Mayor Turner Shuts Down City Parks For Easter Weekend [UPDATED]

Houston Police Chief tells what will happen if people persist in coming to the parks this weekend.
Houston Police Chief tells what will happen if people persist in coming to the parks this weekend. Screenshot
One day after declining to join Harris County Judge Lina Hidalgo's decision to shut down county parks over the East Weekend, Mayor Sylvester Turner Thursday changed his mind and announced he was closing the city's parks as well starting on Good Friday.

What changed his mind?  At 1:30 p.m. today, he said, the Houston Health Department called with the latest numbers: two more deaths and an additional 615 positive cases of the coronavirus reported among city residents — the largest one-day jump ever for Houston.

"That’s a high jump," the masked mayor said at his 3 p.m. press conference. "I decided to take the additional precautions." He did note that about half of the cases stemmed from March, another case of delays in reporting the results of the COVID-19 tests.

"I said before that April was going to be a very very important month for us," Turner said. "In order to reinforce that I've already notified that as of this weekend the parks and the trails are going to be closed for the weekend."

The city's total number of positive cases now stands at 1,995 with 14 deaths.

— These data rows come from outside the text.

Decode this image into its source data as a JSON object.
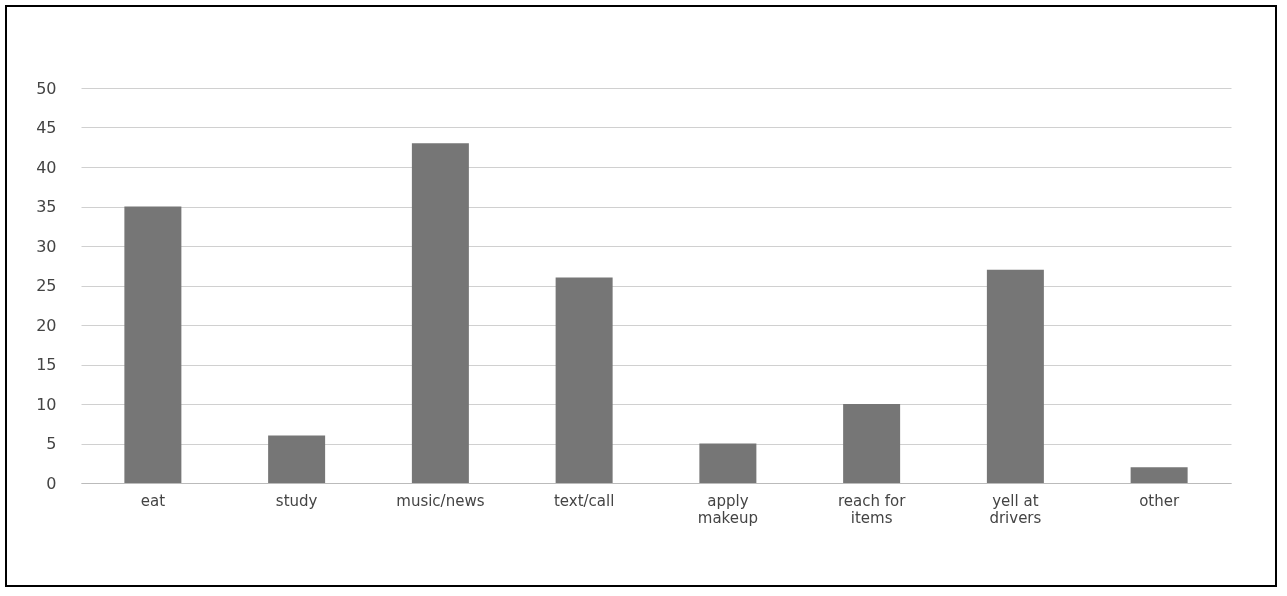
{
  "chart_data": {
    "type": "bar",
    "categories": [
      "eat",
      "study",
      "music/news",
      "text/call",
      "apply makeup",
      "reach for items",
      "yell at drivers",
      "other"
    ],
    "values": [
      35,
      6,
      43,
      26,
      5,
      10,
      27,
      2
    ],
    "color": "#767676",
    "ylim": [
      0,
      50
    ],
    "yticks": [
      0,
      5,
      10,
      15,
      20,
      25,
      30,
      35,
      40,
      45,
      50
    ],
    "grid": "y"
  }
}
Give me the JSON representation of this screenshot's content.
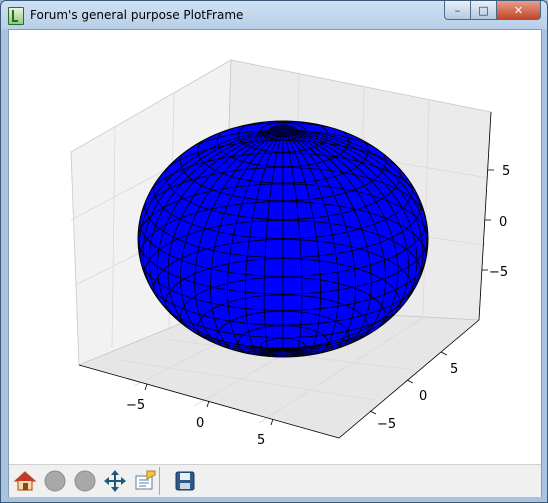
{
  "window": {
    "title": "Forum's general purpose PlotFrame",
    "minimize_label": "–",
    "maximize_label": "□",
    "close_label": "✕"
  },
  "toolbar": {
    "buttons": [
      {
        "icon": "home-icon"
      },
      {
        "icon": "back-icon"
      },
      {
        "icon": "forward-icon"
      },
      {
        "icon": "pan-icon"
      },
      {
        "icon": "subplot-config-icon"
      },
      {
        "icon": "save-icon"
      }
    ]
  },
  "chart_data": {
    "type": "surface-3d",
    "surface": "ellipsoid",
    "face_color": "#0000ff",
    "edge_color": "#000000",
    "grid": true,
    "x_ticks": [
      "−5",
      "0",
      "5"
    ],
    "y_ticks": [
      "−5",
      "0",
      "5"
    ],
    "z_ticks": [
      "5",
      "0",
      "−5"
    ],
    "xlim": [
      -10,
      10
    ],
    "ylim": [
      -10,
      10
    ],
    "zlim": [
      -10,
      10
    ]
  }
}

The two latest deaths involved a white male in his 80s who died on March 27 and an Hispanic female in her 70s who died on April 2, the mayor said. Both had underlying health conditions.

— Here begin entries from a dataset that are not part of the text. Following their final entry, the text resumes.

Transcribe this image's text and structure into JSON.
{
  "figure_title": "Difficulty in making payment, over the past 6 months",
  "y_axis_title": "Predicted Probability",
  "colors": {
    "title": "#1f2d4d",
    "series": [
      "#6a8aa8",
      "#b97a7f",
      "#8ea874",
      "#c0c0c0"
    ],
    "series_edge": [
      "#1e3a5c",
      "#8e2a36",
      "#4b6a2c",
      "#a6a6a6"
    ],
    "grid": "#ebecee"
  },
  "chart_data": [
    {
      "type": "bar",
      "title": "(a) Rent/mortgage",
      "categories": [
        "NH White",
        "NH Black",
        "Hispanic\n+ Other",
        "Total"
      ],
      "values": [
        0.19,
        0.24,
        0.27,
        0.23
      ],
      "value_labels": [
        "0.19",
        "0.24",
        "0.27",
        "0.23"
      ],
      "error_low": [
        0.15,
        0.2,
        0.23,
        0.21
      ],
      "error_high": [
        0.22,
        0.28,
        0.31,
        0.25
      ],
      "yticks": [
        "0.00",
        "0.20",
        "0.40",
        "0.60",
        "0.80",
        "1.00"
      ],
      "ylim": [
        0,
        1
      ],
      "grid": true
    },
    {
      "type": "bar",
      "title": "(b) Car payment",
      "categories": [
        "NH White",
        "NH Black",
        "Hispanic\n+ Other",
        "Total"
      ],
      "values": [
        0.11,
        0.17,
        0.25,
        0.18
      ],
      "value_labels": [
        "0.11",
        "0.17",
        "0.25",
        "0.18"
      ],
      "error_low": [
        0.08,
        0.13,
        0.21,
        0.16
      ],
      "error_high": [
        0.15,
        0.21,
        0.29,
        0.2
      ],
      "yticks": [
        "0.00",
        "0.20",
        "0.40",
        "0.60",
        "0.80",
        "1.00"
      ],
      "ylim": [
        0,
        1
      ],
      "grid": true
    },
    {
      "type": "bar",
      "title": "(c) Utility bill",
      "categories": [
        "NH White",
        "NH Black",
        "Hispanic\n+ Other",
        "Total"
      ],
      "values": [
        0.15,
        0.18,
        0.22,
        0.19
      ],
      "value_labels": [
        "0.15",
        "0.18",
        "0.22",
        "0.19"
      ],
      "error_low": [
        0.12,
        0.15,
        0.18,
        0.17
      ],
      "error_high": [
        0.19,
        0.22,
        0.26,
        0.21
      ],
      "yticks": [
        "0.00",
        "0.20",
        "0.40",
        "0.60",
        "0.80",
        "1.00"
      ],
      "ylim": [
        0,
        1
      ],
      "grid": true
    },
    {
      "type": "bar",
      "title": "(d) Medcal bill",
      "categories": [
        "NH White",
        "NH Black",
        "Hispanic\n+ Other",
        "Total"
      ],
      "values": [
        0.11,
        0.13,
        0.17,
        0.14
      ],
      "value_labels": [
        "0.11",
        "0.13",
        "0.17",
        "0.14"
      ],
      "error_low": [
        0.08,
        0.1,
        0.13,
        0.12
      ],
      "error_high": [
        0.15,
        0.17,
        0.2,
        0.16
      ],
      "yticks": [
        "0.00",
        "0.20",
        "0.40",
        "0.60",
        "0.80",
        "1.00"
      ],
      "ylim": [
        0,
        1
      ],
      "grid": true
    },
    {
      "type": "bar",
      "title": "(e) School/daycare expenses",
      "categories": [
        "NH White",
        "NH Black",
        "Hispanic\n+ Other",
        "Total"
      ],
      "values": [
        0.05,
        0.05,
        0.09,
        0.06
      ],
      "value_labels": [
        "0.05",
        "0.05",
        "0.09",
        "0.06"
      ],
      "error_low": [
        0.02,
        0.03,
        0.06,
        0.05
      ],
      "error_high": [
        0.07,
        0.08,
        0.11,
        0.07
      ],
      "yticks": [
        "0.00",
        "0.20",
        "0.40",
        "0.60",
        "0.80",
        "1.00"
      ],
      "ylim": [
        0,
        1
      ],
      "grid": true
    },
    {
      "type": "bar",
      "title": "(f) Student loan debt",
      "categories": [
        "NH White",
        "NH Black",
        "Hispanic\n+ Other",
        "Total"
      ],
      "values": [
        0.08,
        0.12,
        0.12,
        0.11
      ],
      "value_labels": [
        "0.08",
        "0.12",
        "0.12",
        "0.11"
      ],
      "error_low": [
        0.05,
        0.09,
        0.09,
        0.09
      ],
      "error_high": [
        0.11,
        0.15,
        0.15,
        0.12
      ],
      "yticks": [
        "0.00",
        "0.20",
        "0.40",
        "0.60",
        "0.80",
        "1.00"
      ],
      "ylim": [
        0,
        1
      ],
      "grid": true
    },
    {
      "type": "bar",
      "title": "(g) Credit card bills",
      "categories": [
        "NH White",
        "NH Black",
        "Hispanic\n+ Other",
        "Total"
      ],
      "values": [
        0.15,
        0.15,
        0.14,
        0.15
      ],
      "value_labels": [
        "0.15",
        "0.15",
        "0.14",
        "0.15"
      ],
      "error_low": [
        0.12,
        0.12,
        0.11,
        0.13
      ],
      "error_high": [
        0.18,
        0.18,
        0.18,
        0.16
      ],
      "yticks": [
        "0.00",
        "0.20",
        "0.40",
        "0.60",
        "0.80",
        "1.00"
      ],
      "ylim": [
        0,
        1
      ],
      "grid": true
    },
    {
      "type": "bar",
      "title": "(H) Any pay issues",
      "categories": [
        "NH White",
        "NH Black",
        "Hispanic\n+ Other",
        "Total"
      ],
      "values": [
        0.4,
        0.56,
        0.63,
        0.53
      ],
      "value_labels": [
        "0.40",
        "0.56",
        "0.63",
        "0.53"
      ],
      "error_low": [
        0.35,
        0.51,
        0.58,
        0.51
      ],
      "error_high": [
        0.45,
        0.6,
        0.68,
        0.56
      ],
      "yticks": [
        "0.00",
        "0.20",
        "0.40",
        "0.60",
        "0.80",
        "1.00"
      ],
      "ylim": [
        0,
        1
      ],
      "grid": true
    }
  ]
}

Over at the county, one new death and another 91 positive coronavirus cases were reported Thursday, Hidalgo reported in a 5 p.m. press conference. This brings the combine confirmed cases for the city and county to 3,047.

One thing that may help both the city and county in the shutdown of the parks as well as community spread in general is the bad weather expected to hit the Houston area starting tonight around 8 o'clock. Thunderstorms, high wind and possible hail have all been forecast along with 1-2 inches of rain.

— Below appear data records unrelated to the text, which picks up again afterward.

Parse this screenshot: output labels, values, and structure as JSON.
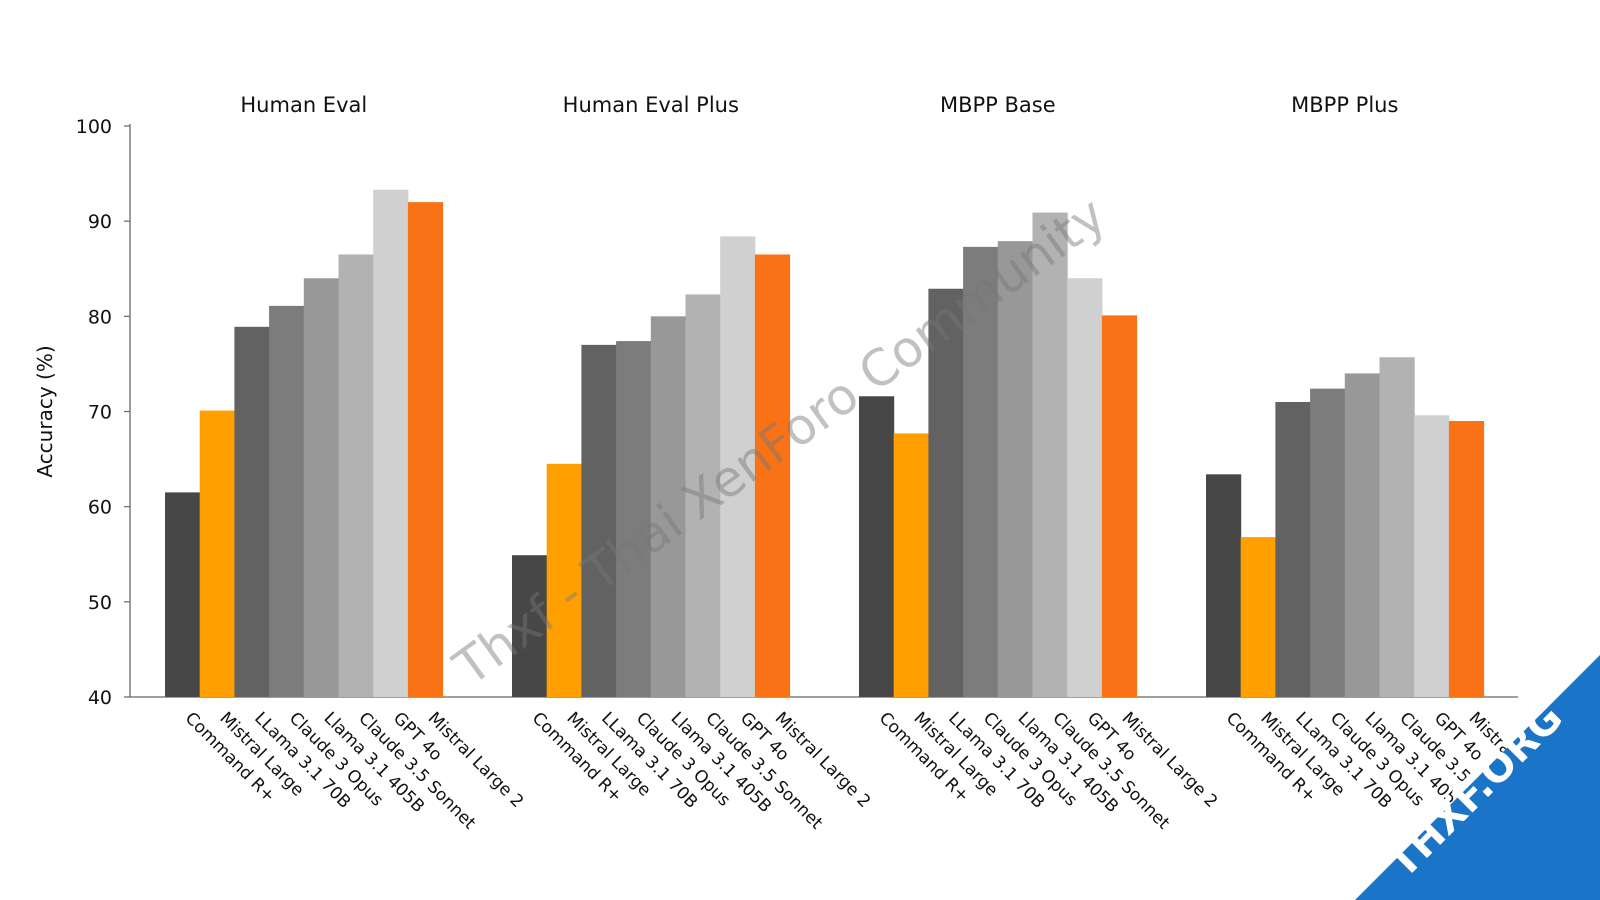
{
  "chart_data": {
    "type": "bar",
    "ylabel": "Accuracy (%)",
    "ylim": [
      40,
      100
    ],
    "yticks": [
      40,
      50,
      60,
      70,
      80,
      90,
      100
    ],
    "grid": false,
    "series_names": [
      "Command R+",
      "Mistral Large",
      "LLama 3.1 70B",
      "Claude 3 Opus",
      "Llama 3.1 405B",
      "Claude 3.5 Sonnet",
      "GPT 4o",
      "Mistral Large 2"
    ],
    "colors": [
      "#474747",
      "#ffa000",
      "#626262",
      "#7c7c7c",
      "#989898",
      "#b2b2b2",
      "#d0d0d0",
      "#f97316"
    ],
    "panels": [
      {
        "title": "Human Eval",
        "values": [
          61.5,
          70.1,
          78.9,
          81.1,
          84.0,
          86.5,
          93.3,
          92.0
        ]
      },
      {
        "title": "Human Eval Plus",
        "values": [
          54.9,
          64.5,
          77.0,
          77.4,
          80.0,
          82.3,
          88.4,
          86.5
        ]
      },
      {
        "title": "MBPP Base",
        "values": [
          71.6,
          67.7,
          82.9,
          87.3,
          87.9,
          90.9,
          84.0,
          80.1
        ]
      },
      {
        "title": "MBPP Plus",
        "values": [
          63.4,
          56.8,
          71.0,
          72.4,
          74.0,
          75.7,
          69.6,
          69.0
        ]
      }
    ]
  },
  "watermark": "Thxf - Thai XenForo Community",
  "badge": "THXF.ORG"
}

"Out of our 380 parks we have the ability to lock up 100 of them with gates," said Steve Wright, director of the Houston Parks and Recreation Department. "That will begin at sundown this evening." Some of the most popular parks like Hermann and Memorial are not gated. Asked how they are going to stop people from going in, Wright said there will be patrols of park rangers as well as the Houston Police Department to make sure residents are not violating the mayor's latest order.

Asked what would happen to people disobeying the order, Houston Police Chief Art Acevedo said, "If we get compliance with a warning, we'll go with compliance, But if we come back 30 minutes later and you're there again, then you're showing that you're not really complying and you'll probably receive a citation.

"And if you refuse to leave then obviously you are subject to arrest. We prefer to use sugar. With the weather that’s coming we’d prefer that people stay home in the first place".

Acevedo also revealed the name of the department's detective who remains in critical condition on a ventilator with the coronavirus. The police chief said the officer's family, has greatly appreciated the public's concern and prayers for the officer and would like people to know his name.

Ramon "Ray" Cervantes, 57, is a homicide, cold-case detective. His wife Liz Cervantes has also tested positive for COVID-19 and is in isolation at home, Acevedo said.